How to Fight a Narcissist

I recently posted the following meme and was asked to expand:

How to survive a narcissist: Reality is what it is. Not what the narcissist claims it is. Objectivity trumps toxic.

My point: You’re less subject to narcissists or other toxic people if you’re confident and competent in the use of your own objective, reasoning mind.

Consider the narcissists in our government. They want us to believe we cannot exist without them. They want us to believe we are helpless, perpetually vulnerable people who cannot possibly cope — without their stupid, economy-thrashing, initiative-killing, Constitution-bashing programs.

If you’re confident in your mind, you’re suspicious of such claims from the start. “This person says I can’t cope or live without him. What’s in this for him? Is it possible he’s selling me a bill of goods?”

I work with people in therapy all the time who have narcissistic or otherwise toxic people in their lives. When I point out the irrational, controlling or otherwise improper behavior of people in their lives, they are often surprised. It’s because they’ve been duped. Their failure to see this — at least before now — usually boils down to some version of the premise, “Who am I to judge? Who am I to think?”

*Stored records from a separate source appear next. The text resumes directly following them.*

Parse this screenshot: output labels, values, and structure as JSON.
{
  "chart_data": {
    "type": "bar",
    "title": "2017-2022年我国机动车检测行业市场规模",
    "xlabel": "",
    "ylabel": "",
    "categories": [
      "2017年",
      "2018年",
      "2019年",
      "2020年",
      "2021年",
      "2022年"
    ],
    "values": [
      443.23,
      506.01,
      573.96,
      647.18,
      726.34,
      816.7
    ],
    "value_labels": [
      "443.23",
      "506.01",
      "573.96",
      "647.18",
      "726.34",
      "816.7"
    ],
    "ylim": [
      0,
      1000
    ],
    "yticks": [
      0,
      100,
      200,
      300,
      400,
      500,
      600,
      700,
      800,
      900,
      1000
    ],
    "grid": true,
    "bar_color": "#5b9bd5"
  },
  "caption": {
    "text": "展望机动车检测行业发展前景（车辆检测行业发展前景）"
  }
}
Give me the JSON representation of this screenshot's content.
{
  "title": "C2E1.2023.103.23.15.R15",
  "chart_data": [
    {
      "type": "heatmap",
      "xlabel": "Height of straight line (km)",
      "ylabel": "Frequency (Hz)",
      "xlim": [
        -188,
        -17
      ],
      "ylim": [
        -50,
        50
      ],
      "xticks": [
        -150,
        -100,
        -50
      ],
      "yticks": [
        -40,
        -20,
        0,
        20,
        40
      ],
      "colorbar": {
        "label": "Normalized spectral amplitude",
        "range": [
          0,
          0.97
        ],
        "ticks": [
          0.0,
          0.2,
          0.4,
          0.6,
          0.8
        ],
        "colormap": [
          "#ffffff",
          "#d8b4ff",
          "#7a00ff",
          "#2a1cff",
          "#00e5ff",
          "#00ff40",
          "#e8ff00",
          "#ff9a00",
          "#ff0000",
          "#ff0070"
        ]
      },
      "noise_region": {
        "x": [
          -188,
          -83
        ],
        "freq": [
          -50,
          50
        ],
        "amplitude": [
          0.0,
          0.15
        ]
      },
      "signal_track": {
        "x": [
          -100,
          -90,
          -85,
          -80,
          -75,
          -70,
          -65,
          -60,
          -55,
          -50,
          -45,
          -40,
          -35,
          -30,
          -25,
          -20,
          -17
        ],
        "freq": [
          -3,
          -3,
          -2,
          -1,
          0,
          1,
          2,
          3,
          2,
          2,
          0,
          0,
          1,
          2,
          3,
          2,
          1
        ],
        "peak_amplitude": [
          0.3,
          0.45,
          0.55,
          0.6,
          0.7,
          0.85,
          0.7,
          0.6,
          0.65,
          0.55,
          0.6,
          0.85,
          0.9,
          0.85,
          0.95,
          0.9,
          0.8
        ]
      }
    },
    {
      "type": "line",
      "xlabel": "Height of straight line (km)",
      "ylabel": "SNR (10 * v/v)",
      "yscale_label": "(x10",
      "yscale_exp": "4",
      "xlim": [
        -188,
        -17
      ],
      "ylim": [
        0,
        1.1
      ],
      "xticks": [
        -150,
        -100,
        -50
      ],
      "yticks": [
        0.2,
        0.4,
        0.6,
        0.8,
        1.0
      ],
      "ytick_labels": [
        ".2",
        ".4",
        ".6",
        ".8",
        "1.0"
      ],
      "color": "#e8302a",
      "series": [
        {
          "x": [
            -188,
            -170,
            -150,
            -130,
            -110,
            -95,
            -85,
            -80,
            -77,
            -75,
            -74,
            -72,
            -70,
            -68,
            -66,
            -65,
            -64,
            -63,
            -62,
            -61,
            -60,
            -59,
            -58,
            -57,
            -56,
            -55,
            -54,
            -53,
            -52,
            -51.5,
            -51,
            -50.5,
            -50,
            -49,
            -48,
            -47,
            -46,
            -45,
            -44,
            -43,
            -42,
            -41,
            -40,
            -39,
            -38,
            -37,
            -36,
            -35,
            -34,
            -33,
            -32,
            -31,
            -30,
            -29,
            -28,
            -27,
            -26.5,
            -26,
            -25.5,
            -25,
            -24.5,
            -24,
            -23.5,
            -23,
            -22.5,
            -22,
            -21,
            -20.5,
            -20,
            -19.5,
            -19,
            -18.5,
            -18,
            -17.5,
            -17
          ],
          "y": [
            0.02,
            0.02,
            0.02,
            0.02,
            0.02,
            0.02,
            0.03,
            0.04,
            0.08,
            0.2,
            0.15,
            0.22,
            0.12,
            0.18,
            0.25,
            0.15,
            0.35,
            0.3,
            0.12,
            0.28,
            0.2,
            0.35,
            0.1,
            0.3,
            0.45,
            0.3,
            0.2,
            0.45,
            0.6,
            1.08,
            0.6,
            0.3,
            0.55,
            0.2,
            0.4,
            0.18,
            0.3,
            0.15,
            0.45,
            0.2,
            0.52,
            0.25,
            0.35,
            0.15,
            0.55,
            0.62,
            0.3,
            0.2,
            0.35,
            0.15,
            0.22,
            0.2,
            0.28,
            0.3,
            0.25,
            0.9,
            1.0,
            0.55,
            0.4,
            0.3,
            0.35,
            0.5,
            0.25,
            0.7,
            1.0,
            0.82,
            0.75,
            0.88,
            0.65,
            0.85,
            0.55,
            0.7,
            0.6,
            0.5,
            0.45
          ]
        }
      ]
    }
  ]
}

That’s the mentality any narcissist counts on. The narcissist wants what he wants. We all do, and that’s fine — so far as it goes. But at the core, the narcissist doesn’t want you to have your own wants, needs and desires. He just wants his own fulfilled. He’ll lie about it, and pretend that he’s really interested in only your wants and needs, when in fact he’s really only interested in his own. The sin isn’t in the fact he has self-interest. We all should have self-interest and self-preservation. The sin is in the fact that he’s perpetrating a fraud, pretending to care about your interests and needs when he cares nothing about those at all.

A strong, objective sense of reality, facts and perspective prevents you from falling into the trap of a narcissist. A narcissist can be brilliant at creating a false narrative. “You need me, and I am here to take care of you” is the most common version of this narrative. The narrative could not get anywhere without self-doubt, on your own part, to keep it going.

Self-doubt is the fuel that gives the narcissist power. Without self-doubt on your part, the narcissists would wither away into nothing. What causes your self-doubt is your reluctance to look at facts and assert their relevance, even when those facts clash with the false narrative being spread by the narcissist.

It’s not the presence of a self in people that causes narcissism. It’s the absence of a self in YOU that gives the narcissists opportunity to be who they are. Fix your self-doubt, and strengthen your objectivity. It will help you keep narcissists at bay, as well as a lot of other toxic things in life.